"La prima volta dello skate alle Olimpiadi" su Ultimo Uomo
In occasione del debutto olimpico dello skateboarding, L'Ultimo Uomo mi ha invitato a scrivere una riflessione sul significato di questo evento, per una disciplina la cui componente sottoculturale è preponderante rispetto a quella puramente sportiva.

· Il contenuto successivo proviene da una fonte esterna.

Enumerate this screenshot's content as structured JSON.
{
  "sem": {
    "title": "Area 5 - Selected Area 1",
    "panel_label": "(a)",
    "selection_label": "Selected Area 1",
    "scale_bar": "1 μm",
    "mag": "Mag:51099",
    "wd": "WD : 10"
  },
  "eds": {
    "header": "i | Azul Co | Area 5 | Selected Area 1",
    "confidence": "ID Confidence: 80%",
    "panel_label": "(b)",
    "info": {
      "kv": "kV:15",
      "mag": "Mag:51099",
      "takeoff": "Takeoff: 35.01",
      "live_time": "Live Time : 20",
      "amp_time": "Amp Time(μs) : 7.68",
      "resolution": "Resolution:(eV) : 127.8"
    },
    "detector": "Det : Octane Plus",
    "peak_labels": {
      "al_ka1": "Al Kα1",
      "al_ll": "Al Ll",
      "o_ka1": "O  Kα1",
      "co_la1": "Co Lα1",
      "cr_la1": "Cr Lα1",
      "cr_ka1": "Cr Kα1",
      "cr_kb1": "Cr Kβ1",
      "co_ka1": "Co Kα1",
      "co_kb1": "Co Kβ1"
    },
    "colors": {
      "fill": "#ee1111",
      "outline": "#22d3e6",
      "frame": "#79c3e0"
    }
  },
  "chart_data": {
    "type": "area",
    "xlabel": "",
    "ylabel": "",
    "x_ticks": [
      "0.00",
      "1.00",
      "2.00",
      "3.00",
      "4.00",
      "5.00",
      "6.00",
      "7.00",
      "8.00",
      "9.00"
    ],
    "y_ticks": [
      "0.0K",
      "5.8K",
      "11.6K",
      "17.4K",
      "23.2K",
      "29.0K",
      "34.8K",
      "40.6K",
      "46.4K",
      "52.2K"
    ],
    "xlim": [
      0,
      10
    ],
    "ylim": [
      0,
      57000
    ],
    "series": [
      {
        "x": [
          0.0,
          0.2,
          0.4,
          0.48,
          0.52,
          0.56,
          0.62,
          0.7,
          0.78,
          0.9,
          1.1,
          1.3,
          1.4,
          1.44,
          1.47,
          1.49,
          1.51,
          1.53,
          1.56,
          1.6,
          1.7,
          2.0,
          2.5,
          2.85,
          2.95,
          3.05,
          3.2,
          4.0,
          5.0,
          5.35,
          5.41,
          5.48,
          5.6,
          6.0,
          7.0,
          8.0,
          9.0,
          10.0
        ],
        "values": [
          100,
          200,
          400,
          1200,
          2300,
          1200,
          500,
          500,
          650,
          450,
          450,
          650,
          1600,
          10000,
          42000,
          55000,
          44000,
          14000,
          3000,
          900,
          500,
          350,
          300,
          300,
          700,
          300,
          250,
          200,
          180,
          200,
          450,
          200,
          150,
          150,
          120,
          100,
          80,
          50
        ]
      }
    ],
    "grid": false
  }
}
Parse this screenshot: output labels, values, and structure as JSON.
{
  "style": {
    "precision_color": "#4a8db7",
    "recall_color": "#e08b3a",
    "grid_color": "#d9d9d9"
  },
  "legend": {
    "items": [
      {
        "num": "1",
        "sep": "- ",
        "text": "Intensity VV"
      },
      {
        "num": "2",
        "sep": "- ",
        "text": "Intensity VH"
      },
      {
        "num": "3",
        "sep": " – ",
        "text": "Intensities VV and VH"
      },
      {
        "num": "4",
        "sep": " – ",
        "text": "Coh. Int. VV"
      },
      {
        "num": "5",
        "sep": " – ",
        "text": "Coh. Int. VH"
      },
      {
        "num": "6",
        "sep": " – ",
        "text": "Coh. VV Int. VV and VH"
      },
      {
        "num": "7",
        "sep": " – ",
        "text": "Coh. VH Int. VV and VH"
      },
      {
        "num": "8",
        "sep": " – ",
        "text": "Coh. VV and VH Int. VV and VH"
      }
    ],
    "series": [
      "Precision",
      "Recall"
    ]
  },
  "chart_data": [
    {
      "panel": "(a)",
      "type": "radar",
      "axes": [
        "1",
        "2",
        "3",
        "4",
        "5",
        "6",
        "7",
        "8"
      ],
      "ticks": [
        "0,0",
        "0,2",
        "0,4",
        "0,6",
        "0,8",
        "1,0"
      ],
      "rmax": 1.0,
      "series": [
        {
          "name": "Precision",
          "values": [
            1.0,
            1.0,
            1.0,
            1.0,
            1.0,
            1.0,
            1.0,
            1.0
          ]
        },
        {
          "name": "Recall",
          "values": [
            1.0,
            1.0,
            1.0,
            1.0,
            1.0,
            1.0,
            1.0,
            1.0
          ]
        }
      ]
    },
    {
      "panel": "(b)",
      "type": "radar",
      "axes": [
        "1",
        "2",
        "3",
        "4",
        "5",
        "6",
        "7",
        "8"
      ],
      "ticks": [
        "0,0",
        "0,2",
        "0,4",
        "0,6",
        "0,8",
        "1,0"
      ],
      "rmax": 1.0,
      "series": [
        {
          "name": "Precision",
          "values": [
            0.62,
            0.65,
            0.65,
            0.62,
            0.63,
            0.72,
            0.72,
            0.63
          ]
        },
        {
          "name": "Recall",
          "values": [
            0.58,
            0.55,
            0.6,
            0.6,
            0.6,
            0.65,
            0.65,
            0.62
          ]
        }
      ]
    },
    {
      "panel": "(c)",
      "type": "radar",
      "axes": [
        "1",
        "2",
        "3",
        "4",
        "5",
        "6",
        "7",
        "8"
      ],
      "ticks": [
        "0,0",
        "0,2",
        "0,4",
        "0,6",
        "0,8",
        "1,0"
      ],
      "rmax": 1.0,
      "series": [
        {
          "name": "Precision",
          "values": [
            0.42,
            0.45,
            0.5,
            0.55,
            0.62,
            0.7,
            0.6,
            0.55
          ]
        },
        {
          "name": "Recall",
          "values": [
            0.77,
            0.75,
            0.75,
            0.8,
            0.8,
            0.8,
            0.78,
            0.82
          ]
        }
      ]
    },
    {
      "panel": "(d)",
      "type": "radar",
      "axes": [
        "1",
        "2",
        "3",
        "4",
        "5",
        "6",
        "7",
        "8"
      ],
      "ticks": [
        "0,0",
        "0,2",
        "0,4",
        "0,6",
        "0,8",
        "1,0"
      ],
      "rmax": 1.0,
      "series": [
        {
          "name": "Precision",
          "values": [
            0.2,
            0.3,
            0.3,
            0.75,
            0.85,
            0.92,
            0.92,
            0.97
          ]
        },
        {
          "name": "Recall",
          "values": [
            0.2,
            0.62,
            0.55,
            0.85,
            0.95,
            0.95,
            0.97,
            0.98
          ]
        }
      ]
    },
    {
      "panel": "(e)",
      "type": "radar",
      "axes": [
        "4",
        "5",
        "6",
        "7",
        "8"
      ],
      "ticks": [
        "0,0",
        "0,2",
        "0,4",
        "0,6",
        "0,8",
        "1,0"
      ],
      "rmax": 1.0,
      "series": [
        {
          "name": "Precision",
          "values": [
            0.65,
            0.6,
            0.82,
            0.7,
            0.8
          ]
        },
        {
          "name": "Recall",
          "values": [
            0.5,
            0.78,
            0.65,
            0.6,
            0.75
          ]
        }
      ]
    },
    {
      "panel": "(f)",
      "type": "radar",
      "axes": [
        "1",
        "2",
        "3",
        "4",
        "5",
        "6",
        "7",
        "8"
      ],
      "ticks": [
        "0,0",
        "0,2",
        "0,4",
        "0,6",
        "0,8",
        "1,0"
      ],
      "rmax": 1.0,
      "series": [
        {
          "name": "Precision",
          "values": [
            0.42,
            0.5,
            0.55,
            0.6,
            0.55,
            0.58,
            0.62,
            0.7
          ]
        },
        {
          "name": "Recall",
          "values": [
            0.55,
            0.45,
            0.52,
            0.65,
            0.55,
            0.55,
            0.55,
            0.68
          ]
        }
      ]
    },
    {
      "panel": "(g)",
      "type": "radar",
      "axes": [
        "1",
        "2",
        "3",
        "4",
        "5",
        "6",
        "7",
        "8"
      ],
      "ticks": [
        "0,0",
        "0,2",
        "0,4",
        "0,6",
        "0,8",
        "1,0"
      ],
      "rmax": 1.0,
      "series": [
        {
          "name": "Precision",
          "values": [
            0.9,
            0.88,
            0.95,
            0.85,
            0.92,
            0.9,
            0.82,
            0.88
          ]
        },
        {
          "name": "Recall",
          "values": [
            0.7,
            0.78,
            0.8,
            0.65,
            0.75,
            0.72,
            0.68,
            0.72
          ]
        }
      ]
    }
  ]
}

Saper affrontare il cambiamento, senza snaturare ciò che ha contribuito a renderlo una delle attività sportive più affascinanti, accessibili e praticate al mondo. È esattamente questa la sfida che la scelta olimpica pone allo skateboarding come cultura. Perché sono esattamente la libertà, la sfida alle convenzioni e la possibilità assoluta di espressione individuale che hanno reso quel fenomeno globale così amato ed enorme da renderlo impossibile da ignorare. Sacrificarle sull’altare della rispettabilità olimpica e della competizione a tutti i costi sarebbe una perdita di innocenza che non sarebbe compensate dall’enorme occasione di visibilità che le Olimpiadi comportano. Lo skate, però, questa dialettica tra identità sottoculturale e sportiva, tra popolarità e autismo, tra commercializzazione e ribellione, la vive fin dalle sue origini; non a caso è nato negli Stati Uniti, un luogo dove ogni cosa può diventare, con impressionante rapidità, un business. Che questo adolescente riottoso abbia, nonostante tutto, la maturità per non perdere la sua innocenza è qualcosa su cui sono pronti a scommettere tutte le persone che lo amano. Dopotutto è solo dandogli autonomia e fiducia, che un adolescente può imparare a diventare adulto.